Now the sight of the police shooting striking workers on TV has brought the real world of current struggles right into the lounges and bedrooms of public opinion. According to statistics supplied by Wits University’s Peter Alexander:
‘In 2010/11 there was a record number of crowd management incidents … During the last three years, 2009-12, there has been an average of 2.9 unrest incidents per day. This is an increase of 40 percent over the average of 2.1 unrest incidents per day recorded for 2004-09. The statistics show that what has been called the Rebellion of the Poor has intensified over the past three years.’
This kind of ‘spontaneous’ revolt is now also extending to the industrial sphere – witness the unprotected strikes in the platinum mines at AngloPlat, Implats and now Lonmin.

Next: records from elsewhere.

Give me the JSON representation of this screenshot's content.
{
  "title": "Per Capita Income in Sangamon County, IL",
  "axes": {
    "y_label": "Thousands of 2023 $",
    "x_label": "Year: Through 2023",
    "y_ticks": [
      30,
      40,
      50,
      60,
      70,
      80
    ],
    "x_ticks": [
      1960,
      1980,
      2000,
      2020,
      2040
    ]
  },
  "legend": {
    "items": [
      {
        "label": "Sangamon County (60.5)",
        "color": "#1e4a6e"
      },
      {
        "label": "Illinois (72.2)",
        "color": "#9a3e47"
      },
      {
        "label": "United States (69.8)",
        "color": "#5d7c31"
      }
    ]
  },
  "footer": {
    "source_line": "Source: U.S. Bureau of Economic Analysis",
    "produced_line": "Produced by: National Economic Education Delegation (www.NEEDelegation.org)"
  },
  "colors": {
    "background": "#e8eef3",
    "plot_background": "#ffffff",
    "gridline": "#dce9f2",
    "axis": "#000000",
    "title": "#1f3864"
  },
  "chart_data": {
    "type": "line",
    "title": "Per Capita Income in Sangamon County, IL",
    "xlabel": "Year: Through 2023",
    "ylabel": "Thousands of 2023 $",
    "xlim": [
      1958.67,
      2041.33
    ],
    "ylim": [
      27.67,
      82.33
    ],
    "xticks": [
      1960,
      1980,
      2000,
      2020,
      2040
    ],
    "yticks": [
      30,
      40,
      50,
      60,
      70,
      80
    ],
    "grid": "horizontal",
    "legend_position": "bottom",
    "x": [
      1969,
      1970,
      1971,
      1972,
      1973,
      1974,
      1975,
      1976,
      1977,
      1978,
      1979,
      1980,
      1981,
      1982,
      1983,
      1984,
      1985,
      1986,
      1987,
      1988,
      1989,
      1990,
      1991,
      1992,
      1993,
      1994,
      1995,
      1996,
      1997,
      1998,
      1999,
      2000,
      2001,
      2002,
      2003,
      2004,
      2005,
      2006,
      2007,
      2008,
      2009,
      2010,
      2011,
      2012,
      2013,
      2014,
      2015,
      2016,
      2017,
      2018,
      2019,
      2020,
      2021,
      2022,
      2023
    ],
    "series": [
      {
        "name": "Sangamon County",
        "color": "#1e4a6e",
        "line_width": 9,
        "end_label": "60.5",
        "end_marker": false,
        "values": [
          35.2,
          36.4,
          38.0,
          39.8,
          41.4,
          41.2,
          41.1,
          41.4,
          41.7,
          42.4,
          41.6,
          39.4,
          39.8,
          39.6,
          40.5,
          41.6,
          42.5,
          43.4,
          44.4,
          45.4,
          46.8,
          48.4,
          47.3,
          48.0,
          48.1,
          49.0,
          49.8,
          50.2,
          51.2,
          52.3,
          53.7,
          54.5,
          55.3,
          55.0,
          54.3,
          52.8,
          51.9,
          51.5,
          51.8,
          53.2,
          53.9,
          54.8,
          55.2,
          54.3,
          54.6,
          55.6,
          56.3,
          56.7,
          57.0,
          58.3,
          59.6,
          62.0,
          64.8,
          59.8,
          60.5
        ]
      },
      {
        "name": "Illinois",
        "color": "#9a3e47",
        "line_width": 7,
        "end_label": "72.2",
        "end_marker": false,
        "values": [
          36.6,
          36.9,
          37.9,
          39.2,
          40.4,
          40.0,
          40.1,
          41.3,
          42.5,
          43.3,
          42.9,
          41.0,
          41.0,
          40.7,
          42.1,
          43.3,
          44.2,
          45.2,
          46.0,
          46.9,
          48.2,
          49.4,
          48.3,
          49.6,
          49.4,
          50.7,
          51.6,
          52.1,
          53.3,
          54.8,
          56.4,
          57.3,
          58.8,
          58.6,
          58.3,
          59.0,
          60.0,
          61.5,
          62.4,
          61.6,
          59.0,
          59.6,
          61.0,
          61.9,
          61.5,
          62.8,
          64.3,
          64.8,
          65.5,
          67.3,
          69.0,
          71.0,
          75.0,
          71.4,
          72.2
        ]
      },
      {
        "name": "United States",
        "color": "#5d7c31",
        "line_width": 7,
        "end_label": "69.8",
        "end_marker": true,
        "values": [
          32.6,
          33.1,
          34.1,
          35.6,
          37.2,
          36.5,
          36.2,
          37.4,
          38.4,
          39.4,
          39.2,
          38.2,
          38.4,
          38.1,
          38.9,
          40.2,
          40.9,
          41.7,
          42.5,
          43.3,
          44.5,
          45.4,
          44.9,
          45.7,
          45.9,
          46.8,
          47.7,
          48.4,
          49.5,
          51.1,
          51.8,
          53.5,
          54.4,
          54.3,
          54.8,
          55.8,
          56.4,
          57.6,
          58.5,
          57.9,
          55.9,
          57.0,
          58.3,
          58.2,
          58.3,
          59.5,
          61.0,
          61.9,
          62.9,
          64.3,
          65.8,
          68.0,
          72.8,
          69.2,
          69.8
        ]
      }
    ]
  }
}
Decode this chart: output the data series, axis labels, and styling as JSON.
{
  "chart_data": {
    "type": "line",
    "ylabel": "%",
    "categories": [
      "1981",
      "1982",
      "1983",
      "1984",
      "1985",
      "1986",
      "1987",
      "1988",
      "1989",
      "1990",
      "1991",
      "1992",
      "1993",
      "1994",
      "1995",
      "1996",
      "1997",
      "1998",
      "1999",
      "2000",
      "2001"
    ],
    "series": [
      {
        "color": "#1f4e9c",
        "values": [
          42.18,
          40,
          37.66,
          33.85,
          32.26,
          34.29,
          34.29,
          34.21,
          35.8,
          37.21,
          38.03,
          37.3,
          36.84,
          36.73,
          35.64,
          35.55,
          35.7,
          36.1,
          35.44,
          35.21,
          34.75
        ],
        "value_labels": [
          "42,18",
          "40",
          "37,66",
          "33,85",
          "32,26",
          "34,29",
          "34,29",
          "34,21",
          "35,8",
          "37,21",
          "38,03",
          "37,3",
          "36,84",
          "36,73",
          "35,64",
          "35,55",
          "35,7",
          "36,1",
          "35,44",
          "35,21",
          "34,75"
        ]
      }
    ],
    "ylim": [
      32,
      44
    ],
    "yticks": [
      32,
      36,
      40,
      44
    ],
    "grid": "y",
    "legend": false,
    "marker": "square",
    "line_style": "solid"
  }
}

So far the strikers have stood firm not only against the police, and Lonmin, threatening dismissal, but also against the media labelling their strike illegal (strikes are not illegal in South Africa, they are only protected or unprotected) and NUM and COSATU rallying behind their ally, the ANC, to stigmatise the strikers and their union as paid by BHP Billiton and/or the Chamber of Mines (why either of these would pay to form a striking, volatile union rather than a sweetheart union like NUM who sits in all their bargaining chambers and acts to respect agreements, makes no sense. But some people choose to believe this nonsense). The SACP even goes on to call on Zuma’s Commission of Enquiry to investigate AMCU and the possibility that it is being financed by business interests to break NUM (that vanguard of the working class) – this from the SACP cabinet minister, Blade Nzimande, who wines and dines with big business every day of his life.
In the midst of our outrage at this brutality let us acknowledge that a new movement is emerging. Such early signs do not as yet indicate something grand and well organised. Movements are notoriously messy and difficult to assign to some kind of predetermined ideological box. We do not know what ups and downs people will go through, but when the seeds of a new movement are being planted it is time to ask what the rest of us can do to help it to grow.
Leonard Gentle is the director of the International Labour and Research Information Group in South Africa and a former trade union organiser.